China's factories increased output in May for a second consecutive month, as the nation shook off the coronavirus' economic lethargy, though the weaker-than-anticipated gain indicated a recovery remains soft.

Variable data on Monday also showed a little contraction in investment, a sign many sectors were still having great difficulty with the impact of heavy shutdowns earlier this year on the world's second biggest economy.

Global leaders are monitoring China closely to see how long it takes to get back on its feet as it starts to loosen its own strict anti-virus policies and rebuild its economies.

Last month, the National Statistics Bureau increased industrial production by 4.4 percent, up from 3.9 percent in April, which was the first increase this year.

The reading was slightly short of the five percent expected in a Bloomberg survey but reflects a significant improvement on the fall of 13.5 percent in the first two months of the year.

Retail sales stayed in negative territory, shrinking 2.8 percent in May, and although it was still worse than the two percent forecast, it was much better than the April 7.5 percent contraction.

Persistent weakness in China's private sector investment and the clear wariness among consumers reflects both weak domestic conditions and the absence of robust global appetite for Chinese-made goods.

According to Shen Jianguang, JD.com Inc.'s chief economist, in a Bloomberg Television interview, the lack of demand is the "main problem for the Chinese economy right now."

Industrial output rose 4.4 percent in May, the highest reading since December last year, and a significant improvement from April's figure, according to the National Bureau of Statistics.

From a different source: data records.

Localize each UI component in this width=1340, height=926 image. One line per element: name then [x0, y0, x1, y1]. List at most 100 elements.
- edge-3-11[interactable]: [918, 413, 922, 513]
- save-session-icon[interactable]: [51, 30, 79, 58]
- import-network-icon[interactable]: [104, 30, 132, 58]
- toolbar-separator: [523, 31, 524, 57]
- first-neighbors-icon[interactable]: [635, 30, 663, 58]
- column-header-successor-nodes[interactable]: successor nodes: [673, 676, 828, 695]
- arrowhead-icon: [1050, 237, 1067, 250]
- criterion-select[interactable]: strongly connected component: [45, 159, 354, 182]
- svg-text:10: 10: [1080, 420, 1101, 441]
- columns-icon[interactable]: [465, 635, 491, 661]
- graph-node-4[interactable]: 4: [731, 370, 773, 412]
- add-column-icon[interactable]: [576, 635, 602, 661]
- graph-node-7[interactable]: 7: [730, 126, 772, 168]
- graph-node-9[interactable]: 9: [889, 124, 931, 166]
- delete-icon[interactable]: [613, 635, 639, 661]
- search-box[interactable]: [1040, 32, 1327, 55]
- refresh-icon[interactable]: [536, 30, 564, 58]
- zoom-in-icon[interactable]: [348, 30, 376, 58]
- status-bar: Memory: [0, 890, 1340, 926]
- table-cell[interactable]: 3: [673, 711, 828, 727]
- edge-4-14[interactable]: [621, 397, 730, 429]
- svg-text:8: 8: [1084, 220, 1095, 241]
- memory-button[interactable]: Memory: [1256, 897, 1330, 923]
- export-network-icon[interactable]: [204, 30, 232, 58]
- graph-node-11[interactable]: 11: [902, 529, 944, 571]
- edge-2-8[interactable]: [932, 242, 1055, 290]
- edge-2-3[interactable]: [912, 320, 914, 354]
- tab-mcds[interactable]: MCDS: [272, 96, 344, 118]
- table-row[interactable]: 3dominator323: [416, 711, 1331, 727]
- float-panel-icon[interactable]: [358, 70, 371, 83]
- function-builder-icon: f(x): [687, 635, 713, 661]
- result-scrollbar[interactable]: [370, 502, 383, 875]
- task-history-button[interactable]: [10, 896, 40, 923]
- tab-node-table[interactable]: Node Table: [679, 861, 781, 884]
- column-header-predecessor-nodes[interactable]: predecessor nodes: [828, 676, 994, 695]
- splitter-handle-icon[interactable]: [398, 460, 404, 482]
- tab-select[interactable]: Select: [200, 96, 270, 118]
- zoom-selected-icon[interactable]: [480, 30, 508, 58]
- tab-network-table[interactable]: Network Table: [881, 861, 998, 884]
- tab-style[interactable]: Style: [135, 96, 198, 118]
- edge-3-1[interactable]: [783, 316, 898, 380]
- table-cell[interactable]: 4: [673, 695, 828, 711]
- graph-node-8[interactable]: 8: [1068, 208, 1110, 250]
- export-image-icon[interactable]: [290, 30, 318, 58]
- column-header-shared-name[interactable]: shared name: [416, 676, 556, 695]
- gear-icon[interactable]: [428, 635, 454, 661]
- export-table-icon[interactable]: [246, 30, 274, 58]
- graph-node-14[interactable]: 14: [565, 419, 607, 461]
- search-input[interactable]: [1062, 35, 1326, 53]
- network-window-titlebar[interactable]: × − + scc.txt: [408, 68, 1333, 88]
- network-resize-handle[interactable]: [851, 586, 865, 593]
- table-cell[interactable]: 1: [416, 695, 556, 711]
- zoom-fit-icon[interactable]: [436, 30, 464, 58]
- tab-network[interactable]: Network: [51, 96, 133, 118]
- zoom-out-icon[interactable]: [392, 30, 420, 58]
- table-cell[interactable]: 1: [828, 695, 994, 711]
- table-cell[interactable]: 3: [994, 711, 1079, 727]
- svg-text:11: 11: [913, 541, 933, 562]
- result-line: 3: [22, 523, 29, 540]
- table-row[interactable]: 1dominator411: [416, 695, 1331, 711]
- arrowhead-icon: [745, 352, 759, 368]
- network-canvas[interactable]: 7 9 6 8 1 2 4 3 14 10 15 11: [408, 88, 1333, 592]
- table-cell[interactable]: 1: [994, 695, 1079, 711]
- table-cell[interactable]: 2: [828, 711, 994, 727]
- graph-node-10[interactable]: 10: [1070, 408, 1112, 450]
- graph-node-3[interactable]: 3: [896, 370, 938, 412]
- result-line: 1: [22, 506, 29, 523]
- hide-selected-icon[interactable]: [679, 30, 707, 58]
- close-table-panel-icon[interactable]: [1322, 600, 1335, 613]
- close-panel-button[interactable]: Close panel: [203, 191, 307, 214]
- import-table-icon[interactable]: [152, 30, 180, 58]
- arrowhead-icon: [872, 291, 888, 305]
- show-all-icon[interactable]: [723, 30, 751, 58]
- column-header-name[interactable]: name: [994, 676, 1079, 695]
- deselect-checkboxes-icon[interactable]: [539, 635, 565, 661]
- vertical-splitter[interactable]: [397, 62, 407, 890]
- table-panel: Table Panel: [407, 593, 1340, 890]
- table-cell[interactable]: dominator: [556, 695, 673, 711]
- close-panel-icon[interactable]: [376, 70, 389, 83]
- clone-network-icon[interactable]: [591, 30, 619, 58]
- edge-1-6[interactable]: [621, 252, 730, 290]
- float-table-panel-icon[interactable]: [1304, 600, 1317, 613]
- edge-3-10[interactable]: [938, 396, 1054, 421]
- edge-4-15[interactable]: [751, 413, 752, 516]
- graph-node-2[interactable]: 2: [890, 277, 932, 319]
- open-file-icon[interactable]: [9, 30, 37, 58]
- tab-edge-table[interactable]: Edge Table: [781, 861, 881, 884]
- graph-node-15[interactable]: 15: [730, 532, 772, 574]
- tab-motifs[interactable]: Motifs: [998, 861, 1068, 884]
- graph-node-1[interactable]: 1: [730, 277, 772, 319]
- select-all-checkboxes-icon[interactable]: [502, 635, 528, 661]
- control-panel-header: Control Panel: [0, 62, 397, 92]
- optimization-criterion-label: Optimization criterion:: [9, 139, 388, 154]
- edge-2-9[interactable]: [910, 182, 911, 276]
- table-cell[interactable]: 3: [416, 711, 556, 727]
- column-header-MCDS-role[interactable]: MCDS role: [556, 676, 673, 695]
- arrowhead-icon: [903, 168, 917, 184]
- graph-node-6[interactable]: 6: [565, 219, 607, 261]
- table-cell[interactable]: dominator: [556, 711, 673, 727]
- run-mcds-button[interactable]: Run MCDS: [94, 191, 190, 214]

The data was below the expectations of the analysts, as they expected an increase of 5 percent.

Factory production is getting better on the whole, but there are still a few difficulties and uncertainties, a National Bureau of Statistics official said.

Analysts say there continue to be signs of change from increased steel production and vehicle sales to more industrial parks restarting in China. Nevertheless, fears about a second wave of infections now cast a dark cloud over hopes for recovery.

Meanwhile, fixed asset investment fell 6.3 percent from the same period last year in January-May, compared with a 5.9 percent drop forecast and a 10.3 percent drop in the first four months of the year.

As in previous downturns, Beijing is banking on higher spending on infrastructure to lead a recovery, and steel mills have cranked up furnaces to more than 92 percent of capacity.